Note that this will install any required packages for you.

To set up the code for development, first clone the latest master from GitHub:

git clone https://github.com/SWIFTSIM/swiftsimio.git

and install with pip using the -e flag,

cd swiftsimio

pip install -e .

Usage

There are many examples of using swiftsimio available in the swiftsimio_examples repository, which also includes examples for reading older (e.g.

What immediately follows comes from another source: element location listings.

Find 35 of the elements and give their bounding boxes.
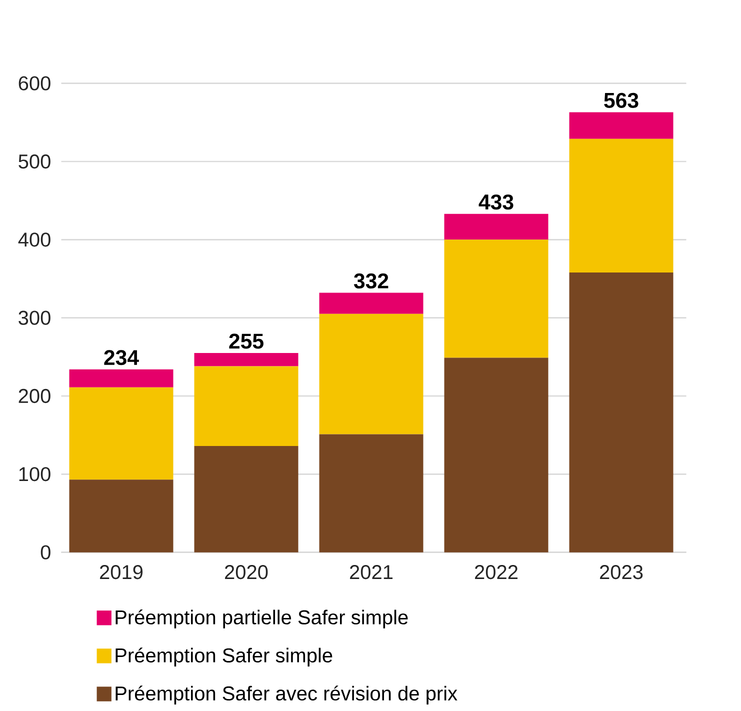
bar xyxy=(194,446,298,552)
bar xyxy=(444,358,548,552)
bar xyxy=(444,240,548,358)
y-tick-label: 600 xyxy=(18,76,50,90)
legend-label: Préemption Safer avec révision de prix xyxy=(116,686,458,704)
y-tick-label: 400 xyxy=(18,232,50,247)
bar xyxy=(319,434,424,552)
total-label: 433 xyxy=(478,194,514,210)
y-tick-label: 200 xyxy=(18,388,50,404)
bar xyxy=(319,292,424,314)
bar xyxy=(319,314,424,434)
x-tick-label: 2020 xyxy=(225,565,268,580)
legend-label: Préemption Safer simple xyxy=(116,648,332,666)
bar xyxy=(69,369,174,388)
y-tick-label: 500 xyxy=(18,154,50,169)
x-tick-label: 2019 xyxy=(100,565,143,580)
bar xyxy=(569,112,674,139)
x-tick-label: 2021 xyxy=(350,565,393,580)
total-label: 563 xyxy=(604,92,638,108)
bar xyxy=(194,353,298,366)
x-tick-label: 2022 xyxy=(475,565,518,580)
bar xyxy=(444,214,548,240)
total-label: 255 xyxy=(229,334,264,349)
bar xyxy=(569,138,674,272)
bar xyxy=(569,272,674,552)
y-tick-label: 0 xyxy=(40,545,50,560)
bar xyxy=(69,387,174,480)
legend-label: Préemption partielle Safer simple xyxy=(116,610,408,628)
y-tick-label: 300 xyxy=(18,310,50,325)
total-label: 234 xyxy=(104,350,139,366)
bar xyxy=(194,366,298,446)
total-label: 332 xyxy=(354,273,388,289)
bar xyxy=(69,480,174,552)
x-tick-label: 2023 xyxy=(600,565,643,580)
y-tick-label: 100 xyxy=(19,467,50,482)
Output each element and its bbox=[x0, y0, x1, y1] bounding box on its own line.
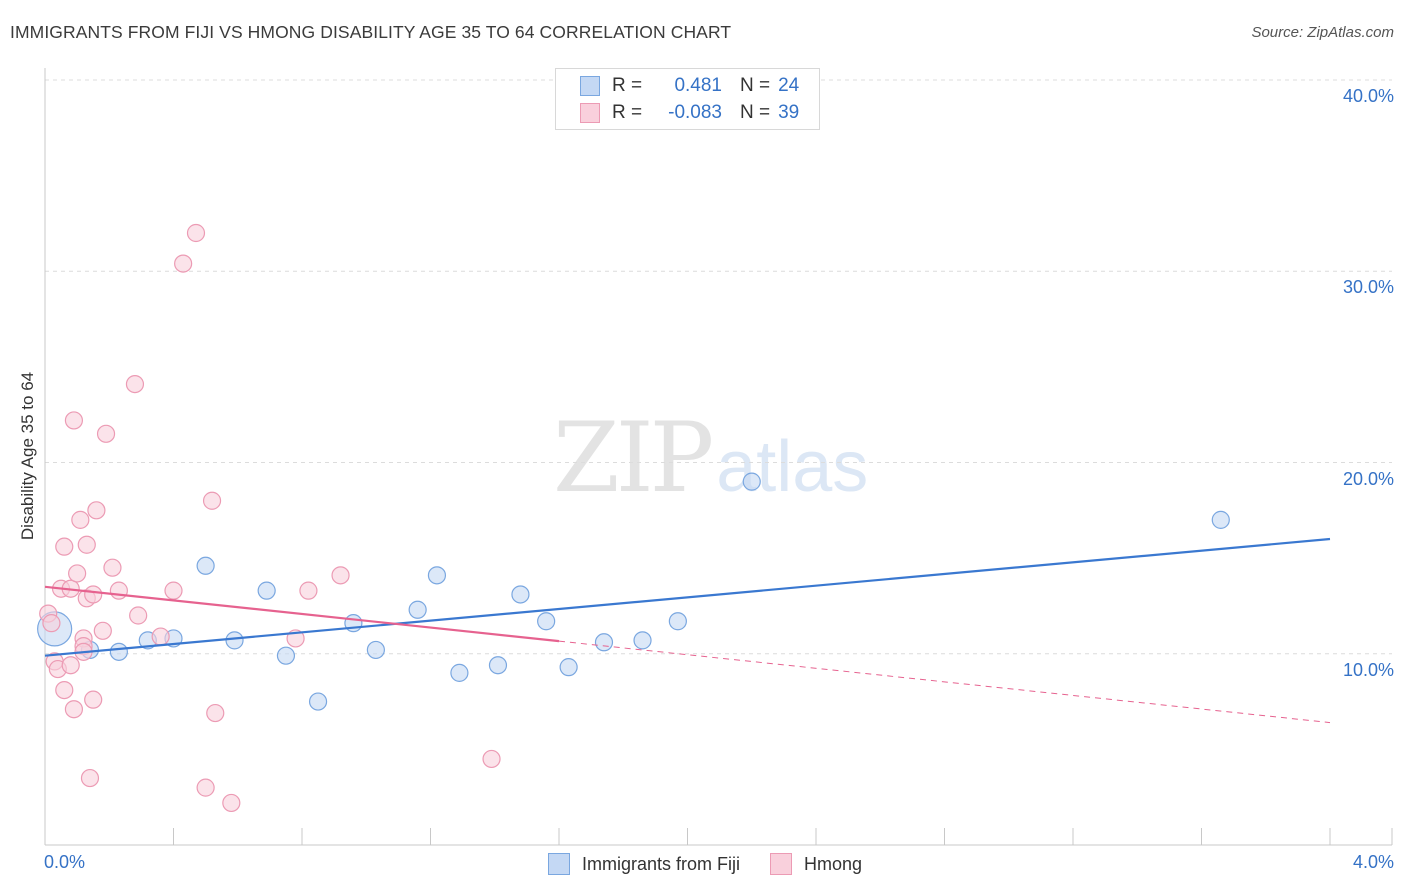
fiji-point bbox=[450, 663, 469, 682]
legend-label-hmong: Hmong bbox=[804, 853, 863, 874]
legend-row-hmong: R = -0.083 N = 39 bbox=[580, 100, 799, 126]
hmong-point bbox=[206, 703, 225, 723]
y-tick-label: 10.0% bbox=[1342, 659, 1394, 680]
hmong-point bbox=[196, 778, 215, 797]
fiji-trend-line bbox=[44, 537, 1331, 657]
legend-item-hmong[interactable]: Hmong bbox=[770, 853, 862, 875]
hmong-point bbox=[299, 581, 318, 600]
hmong-point bbox=[109, 581, 128, 600]
hmong-point bbox=[125, 374, 145, 394]
hmong-trend-line bbox=[44, 585, 560, 643]
hmong-point bbox=[331, 566, 350, 585]
fiji-point bbox=[257, 581, 276, 600]
x-tick-label-min: 0.0% bbox=[44, 852, 86, 872]
legend-n-value: 24 bbox=[778, 75, 800, 96]
fiji-point bbox=[366, 640, 385, 660]
legend-row-fiji: R = 0.481 N = 24 bbox=[580, 73, 799, 99]
legend-swatch-fiji bbox=[580, 76, 600, 96]
legend-r-value: 0.481 bbox=[674, 75, 722, 96]
hmong-point bbox=[64, 411, 84, 430]
legend-item-fiji[interactable]: Immigrants from Fiji bbox=[548, 853, 740, 875]
fiji-point bbox=[308, 692, 328, 711]
legend-r-value: -0.083 bbox=[668, 102, 722, 123]
hmong-point bbox=[71, 510, 90, 529]
fiji-point bbox=[633, 631, 652, 650]
hmong-point bbox=[68, 564, 87, 583]
hmong-point bbox=[42, 614, 61, 633]
fiji-point bbox=[408, 600, 427, 619]
fiji-point bbox=[559, 658, 578, 677]
hmong-point bbox=[80, 768, 100, 788]
hmong-point bbox=[103, 558, 122, 577]
series-legend: Immigrants from Fiji Hmong bbox=[548, 852, 892, 876]
hmong-point bbox=[174, 254, 193, 273]
hmong-point bbox=[87, 501, 106, 520]
y-axis-label: Disability Age 35 to 64 bbox=[18, 371, 37, 541]
fiji-point bbox=[537, 612, 556, 631]
hmong-point bbox=[164, 581, 183, 600]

EAGLE) datasets.

Example usage is shown below, which plots a density-temperature phase diagram, with density and temperature given in CGS units:

import swiftsimio as sw

# This loads all metadata but explicitly does _not_ read any particle data yet
data = sw.load("/path/to/swift/output")

import matplotlib.pyplot as plt

data.gas.densities.convert_to_cgs()
data.gas.temperatures.convert_to_cgs()

plt.loglog()

plt.scatter(
   data.gas.densities,
   data.gas.temperatures,
   s=1
)

plt.xlabel(fr"Gas density $\left[{data.gas.densities.units.latex_repr}\right]$")
plt.ylabel(fr"Gas temperature $\left[{data.gas.temperatures.units.latex_repr}\right]$")

plt.tight_layout()

plt.savefig("test_plot.png", dpi=300)

Don’t worry too much about this for now if you can’t understand it, we will get into this much more heavily in the next section.

In the above it’s important to note the following:

  • All metadata is read in when the swiftsimio.load() function is called.

  • Only the density and temperatures (corresponding to the PartType0/Densities and PartType0/Temperatures) datasets are read in.

  • That data is only read in once the swiftsimio.objects.cosmo_array.convert_to_cgs() method is called.

  • swiftsimio.objects.cosmo_array.convert_to_cgs() converts data in-place; i.e. it returns None.

  • The data is cached and not re-read in when plt.scatter is called.